GPG supports KEM-768+X25519 right now. Seqsequoia-sq needs to be recompiled with a special flag to use it. Literally, GPG makes PQC more easy and accessible today. (While yes, generally, I believe sq does a lot for the future of this technology.)
Is is easy to miss the fact that PQC is already accessible and has not so much to do with v4/v5/v6 debates . At least for privacy(signing is more complicated).
I feel this misconception is used to push people to implement/use v6 ASAP. Following discussion is pretty important:
Aron: GnuPG allows to attach a v5 PQC ML-KEM encryption subkey to a v4 key. With v4 ML-KEM subkeys we provide an alternative that is even compatible with v4. For full PQC compliance signatures are also needed.
Kai: As soon as RNP provides stable v4 PQC encryption, it can be integrated in Thunderbird. I want to see PQC support in Thunderbird ASAP, but I don’t think it will come fast. First we need replacement keys mechanism.

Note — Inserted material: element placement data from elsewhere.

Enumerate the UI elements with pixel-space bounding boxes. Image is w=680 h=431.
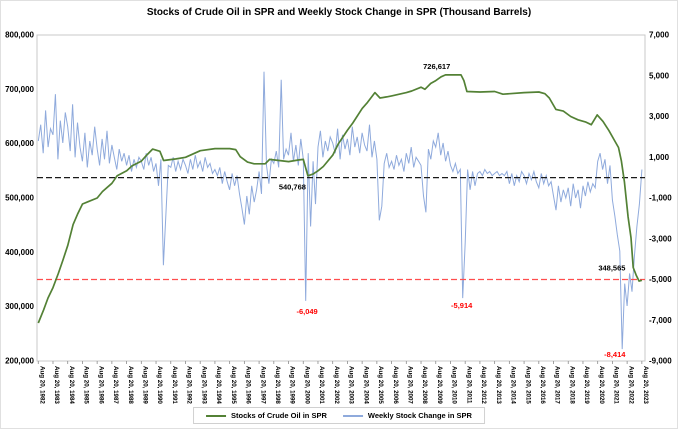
x-axis-tick-label: Aug 20, 2015 — [524, 366, 531, 404]
annotation-label: -5,914 — [451, 301, 473, 310]
x-axis-tick-label: Aug 20, 1990 — [156, 366, 163, 404]
x-axis-tick-label: Aug 20, 1983 — [53, 366, 60, 404]
x-axis-tick-label: Aug 20, 2010 — [451, 366, 458, 404]
x-axis-tick-label: Aug 20, 2007 — [407, 366, 414, 404]
chart-canvas: 800,000 700,000 600,000 500,000 400,000 300,0… — [5, 31, 672, 405]
x-axis-tick-label: Aug 20, 2006 — [392, 366, 399, 404]
y-axis-right-tick-label: 7,000 — [649, 31, 670, 40]
chart-legend: Stocks of Crude Oil in SPR Weekly Stock … — [193, 407, 485, 424]
x-axis-tick-label: Aug 20, 2002 — [333, 366, 340, 404]
y-axis-right-tick-label: -5,000 — [649, 275, 672, 284]
legend-label-weekly-change: Weekly Stock Change in SPR — [367, 411, 472, 420]
x-axis-tick-label: Aug 20, 2013 — [495, 366, 502, 404]
x-axis-tick-label: Aug 20, 2018 — [568, 366, 575, 404]
y-axis-left-tick-label: 500,000 — [5, 194, 34, 203]
x-axis-tick-label: Aug 20, 1982 — [39, 366, 46, 404]
plot-area — [36, 34, 646, 362]
annotation-label: 348,565 — [598, 263, 625, 272]
y-axis-left-tick-label: 800,000 — [5, 31, 34, 40]
x-axis-tick-label: Aug 20, 2009 — [436, 366, 443, 404]
x-axis-tick-label: Aug 20, 2017 — [554, 366, 561, 404]
stocks-line — [37, 74, 643, 324]
y-axis-left-tick-label: 400,000 — [5, 248, 34, 257]
x-axis-tick-label: Aug 20, 2000 — [304, 366, 311, 404]
x-axis-tick-label: Aug 20, 1986 — [97, 366, 104, 404]
annotation-label: -8,414 — [604, 350, 626, 359]
y-axis-left-tick-label: 600,000 — [5, 139, 34, 148]
x-axis-tick-label: Aug 20, 2019 — [583, 366, 590, 404]
x-axis-tick-label: Aug 20, 1987 — [112, 366, 119, 404]
stocks-line-swatch-icon — [206, 414, 227, 417]
legend-item-weekly-change: Weekly Stock Change in SPR — [342, 411, 472, 420]
x-axis-tick-label: Aug 20, 2011 — [465, 366, 472, 404]
chart-title: Stocks of Crude Oil in SPR and Weekly St… — [146, 7, 532, 18]
x-axis-tick-label: Aug 20, 1984 — [68, 366, 75, 404]
x-axis-tick-label: Aug 20, 1991 — [171, 366, 178, 404]
x-axis-tick-label: Aug 20, 2012 — [480, 366, 487, 404]
legend-label-stocks: Stocks of Crude Oil in SPR — [231, 411, 327, 420]
x-axis-tick-label: Aug 20, 1997 — [259, 366, 266, 404]
x-axis-tick-label: Aug 20, 1992 — [186, 366, 193, 404]
x-axis-tick-label: Aug 20, 2020 — [598, 366, 605, 404]
y-axis-right-tick-label: 5,000 — [649, 71, 670, 80]
x-axis-tick-label: Aug 20, 1995 — [230, 366, 237, 404]
weekly-change-line — [37, 71, 643, 350]
annotation-label: 540,768 — [279, 182, 306, 191]
y-axis-right-tick-label: -9,000 — [649, 357, 672, 366]
x-axis-tick-label: Aug 20, 2014 — [510, 366, 517, 404]
x-axis-tick-label: Aug 20, 2003 — [348, 366, 355, 404]
x-axis-tick-label: Aug 20, 1999 — [289, 366, 296, 404]
y-axis-right-tick-label: 1,000 — [649, 153, 670, 162]
x-axis-tick-label: Aug 20, 2008 — [421, 366, 428, 404]
weekly-change-line-swatch-icon — [342, 414, 363, 417]
annotation-label: -6,049 — [296, 307, 317, 316]
annotation-label: 726,617 — [423, 62, 450, 71]
x-axis-tick-label: Aug 20, 1996 — [245, 366, 252, 404]
y-axis-left-tick-label: 700,000 — [5, 85, 34, 94]
x-axis-tick-label: Aug 20, 2022 — [627, 366, 634, 404]
legend-item-stocks: Stocks of Crude Oil in SPR — [206, 411, 327, 420]
x-axis-tick-label: Aug 20, 1989 — [142, 366, 149, 404]
y-axis-right-tick-label: 3,000 — [649, 112, 670, 121]
x-axis-tick-label: Aug 20, 2001 — [318, 366, 325, 404]
y-axis-left-tick-label: 300,000 — [5, 302, 34, 311]
y-axis-right-tick-label: -1,000 — [649, 194, 672, 203]
y-axis-right-tick-label: -3,000 — [649, 234, 672, 243]
x-axis-tick-label: Aug 20, 2016 — [539, 366, 546, 404]
x-axis-tick-label: Aug 20, 2021 — [613, 366, 620, 404]
x-axis-tick-label: Aug 20, 2023 — [642, 366, 649, 404]
x-axis-tick-label: Aug 20, 1998 — [274, 366, 281, 404]
x-axis-tick-label: Aug 20, 1985 — [83, 366, 90, 404]
y-axis-right-tick-label: -7,000 — [649, 316, 672, 325]
x-axis-tick-label: Aug 20, 2004 — [362, 366, 369, 404]
x-axis-tick-label: Aug 20, 1993 — [200, 366, 207, 404]
x-axis-tick-label: Aug 20, 1994 — [215, 366, 222, 404]
x-axis-tick-label: Aug 20, 2005 — [377, 366, 384, 404]
x-axis-tick-label: Aug 20, 1988 — [127, 366, 134, 404]
y-axis-left-tick-label: 200,000 — [5, 357, 34, 366]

Andrew: Repl. keys is needed for v6, not v4 PQC.
Kai: v4 PQC support in Thunderbird could be there maybe end of the year.
Most of the clients are going live with v4 PQC for years, if not decades - that is my bet. forcing users to switch to v6 practicaly means “Use Proton and nothing else”. As no single other email client works with v6. From the same discussion:
Aron: there is v4->v6 migration and traditional->PQC migration. Let’s focus on the latter. Proton will bundle both transitions together because PQC is a user-measurable upgrade and selling point.
Ok, one does, Parula, which author said a few words in the same discussion. And while the client is pretty interesting, I don’t think it changes much for the described landscape.